Title IX's supporters don't cite these inconvenient truths. They just stick to the company line, which is: Isn't it wonderful that little girls in pigtails can dream to be basketball players in college, just as little boys do?
Can someone explain to me why the masses are being conditioned to think this is wonderful? It goes right over my head, and nothing against basketball. I still like to pretend I can play basketball. However, I would not draft a measure that extols the virtues of pickup basketball or compels institutions to grovel at the altar of political correctness.

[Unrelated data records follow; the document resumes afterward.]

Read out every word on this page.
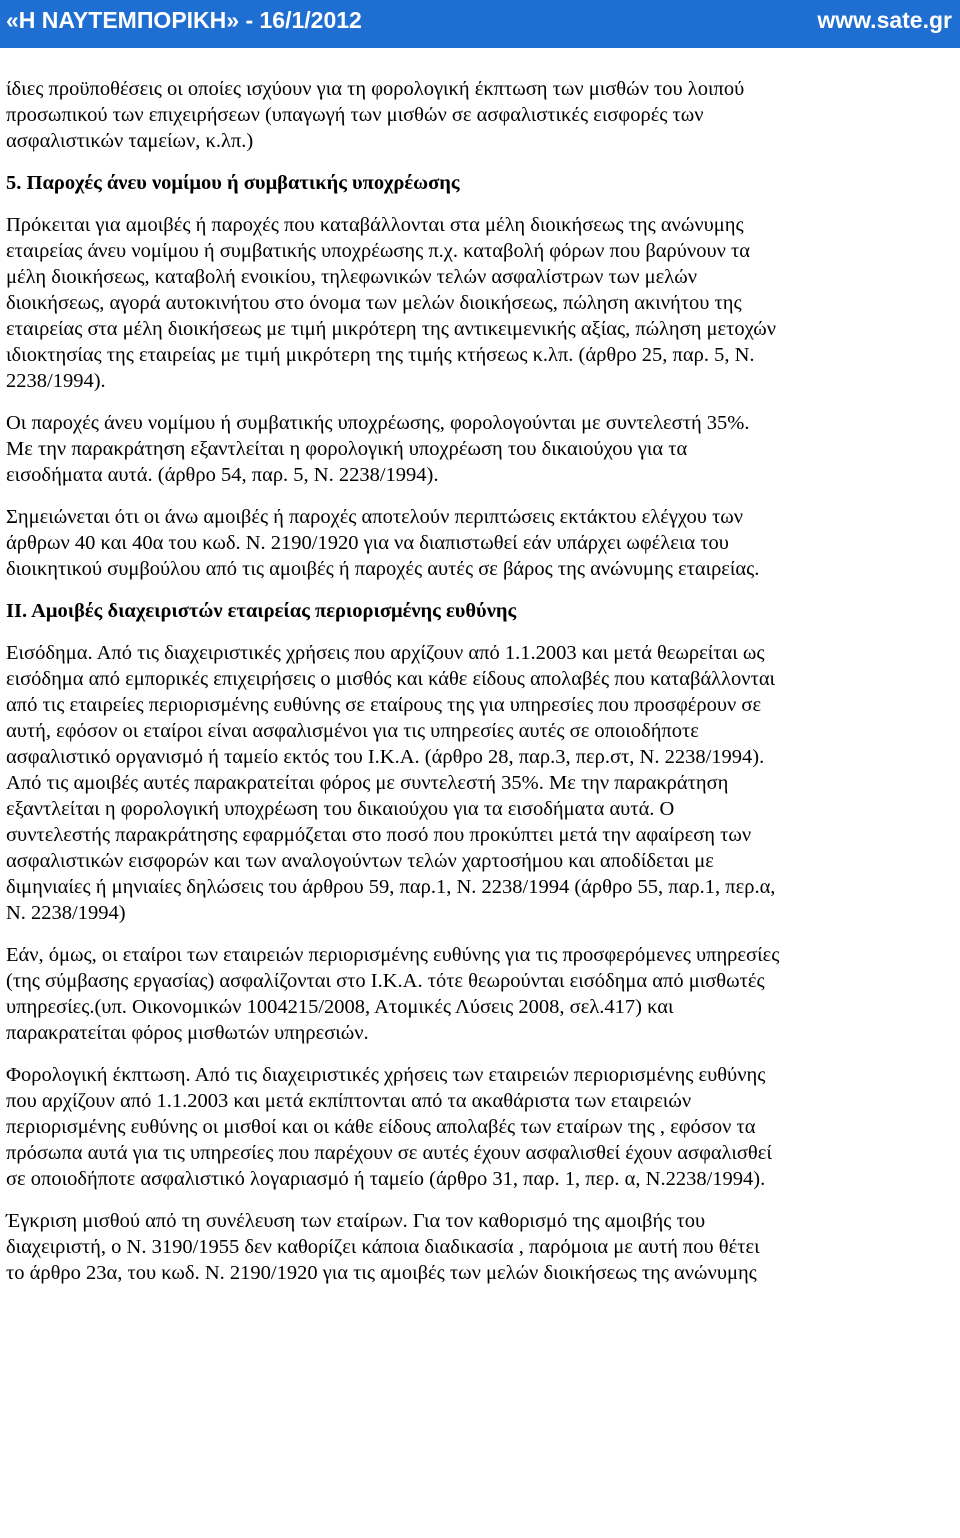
«Η ΝΑΥΤΕΜΠΟΡΙΚΗ» - 16/1/2012	www.sate.gr
ίδιες προϋποθέσεις οι οποίες ισχύουν για τη φορολογική έκπτωση των μισθών του λοιπού
προσωπικού των επιχειρήσεων (υπαγωγή των μισθών σε ασφαλιστικές εισφορές των
ασφαλιστικών ταμείων, κ.λπ.)
5. Παροχές άνευ νομίμου ή συμβατικής υποχρέωσης
Πρόκειται για αμοιβές ή παροχές που καταβάλλονται στα μέλη διοικήσεως της ανώνυμης
εταιρείας άνευ νομίμου ή συμβατικής υποχρέωσης π.χ. καταβολή φόρων που βαρύνουν τα
μέλη διοικήσεως, καταβολή ενοικίου, τηλεφωνικών τελών ασφαλίστρων των μελών
διοικήσεως, αγορά αυτοκινήτου στο όνομα των μελών διοικήσεως, πώληση ακινήτου της
εταιρείας στα μέλη διοικήσεως με τιμή μικρότερη της αντικειμενικής αξίας, πώληση μετοχών
ιδιοκτησίας της εταιρείας με τιμή μικρότερη της τιμής κτήσεως κ.λπ. (άρθρο 25, παρ. 5, Ν.
2238/1994).
Οι παροχές άνευ νομίμου ή συμβατικής υποχρέωσης, φορολογούνται με συντελεστή 35%.
Με την παρακράτηση εξαντλείται η φορολογική υποχρέωση του δικαιούχου για τα
εισοδήματα αυτά. (άρθρο 54, παρ. 5, Ν. 2238/1994).
Σημειώνεται ότι οι άνω αμοιβές ή παροχές αποτελούν περιπτώσεις εκτάκτου ελέγχου των
άρθρων 40 και 40α του κωδ. Ν. 2190/1920 για να διαπιστωθεί εάν υπάρχει ωφέλεια του
διοικητικού συμβούλου από τις αμοιβές ή παροχές αυτές σε βάρος της ανώνυμης εταιρείας.
ΙΙ. Αμοιβές διαχειριστών εταιρείας περιορισμένης ευθύνης
Εισόδημα. Από τις διαχειριστικές χρήσεις που αρχίζουν από 1.1.2003 και μετά θεωρείται ως
εισόδημα από εμπορικές επιχειρήσεις ο μισθός και κάθε είδους απολαβές που καταβάλλονται
από τις εταιρείες περιορισμένης ευθύνης σε εταίρους της για υπηρεσίες που προσφέρουν σε
αυτή, εφόσον οι εταίροι είναι ασφαλισμένοι για τις υπηρεσίες αυτές σε οποιοδήποτε
ασφαλιστικό οργανισμό ή ταμείο εκτός του Ι.Κ.Α. (άρθρο 28, παρ.3, περ.στ, Ν. 2238/1994).
Από τις αμοιβές αυτές παρακρατείται φόρος με συντελεστή 35%. Με την παρακράτηση
εξαντλείται η φορολογική υποχρέωση του δικαιούχου για τα εισοδήματα αυτά. Ο
συντελεστής παρακράτησης εφαρμόζεται στο ποσό που προκύπτει μετά την αφαίρεση των
ασφαλιστικών εισφορών και των αναλογούντων τελών χαρτοσήμου και αποδίδεται με
διμηνιαίες ή μηνιαίες δηλώσεις του άρθρου 59, παρ.1, Ν. 2238/1994 (άρθρο 55, παρ.1, περ.α,
Ν. 2238/1994)
Εάν, όμως, οι εταίροι των εταιρειών περιορισμένης ευθύνης για τις προσφερόμενες υπηρεσίες
(της σύμβασης εργασίας) ασφαλίζονται στο Ι.Κ.Α. τότε θεωρούνται εισόδημα από μισθωτές
υπηρεσίες.(υπ. Οικονομικών 1004215/2008, Ατομικές Λύσεις 2008, σελ.417) και
παρακρατείται φόρος μισθωτών υπηρεσιών.
Φορολογική έκπτωση. Από τις διαχειριστικές χρήσεις των εταιρειών περιορισμένης ευθύνης
που αρχίζουν από 1.1.2003 και μετά εκπίπτονται από τα ακαθάριστα των εταιρειών
περιορισμένης ευθύνης οι μισθοί και οι κάθε είδους απολαβές των εταίρων της , εφόσον τα
πρόσωπα αυτά για τις υπηρεσίες που παρέχουν σε αυτές έχουν ασφαλισθεί έχουν ασφαλισθεί
σε οποιοδήποτε ασφαλιστικό λογαριασμό ή ταμείο (άρθρο 31, παρ. 1, περ. α, Ν.2238/1994).
Έγκριση μισθού από τη συνέλευση των εταίρων. Για τον καθορισμό της αμοιβής του
διαχειριστή, ο Ν. 3190/1955 δεν καθορίζει κάποια διαδικασία , παρόμοια με αυτή που θέτει
το άρθρο 23α, του κωδ. Ν. 2190/1920 για τις αμοιβές των μελών διοικήσεως της ανώνυμης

So you go ahead and tear your anterior cruciate ligament, honey. You go ahead and heed the instructions of the moronic dinosaur on the bench whose only contribution to society will be retirement, followed by death. Many of these dinosaurs should be fired. A few should be flogged. Right now, there should be about 250 openings for head coaches in Division I women's basketball.
If Title IX were dropped tomorrow, I have a suspicion that Division I women's basketball would lose a considerable number of its members. And that would be a good thing, a start, because then the schools invested in Division I women's basketball would be there for the right reasons and not because of a law. You would have better coaches, a higher level of play and more entertaining games. Who knows? You also might increase fan support.
Sorry. You are not supposed to look at Title IX with a critical eye. You have your lines from the script, straight from the Stepford Wives-like types. Hear them roar.
Title IX is all good. It is beautiful. Check out the ever-increasing participation numbers. Look how many girls are playing in high school now, aspiring to land a college scholarship. Oh, my. It is enough to make the national media's heart flutter, even if you couldn't drag most members of the national media to a women's basketball game.
They know what to say and leave it at that.
Next up: racial profiling and why it is wrong to target the Middle Eastern-looking man who has a fuse sticking out of his shoe.
Him: Just do it.
America: Why do they hate us so?
The national discussion involving Title IX is not so different from that vacant thinking.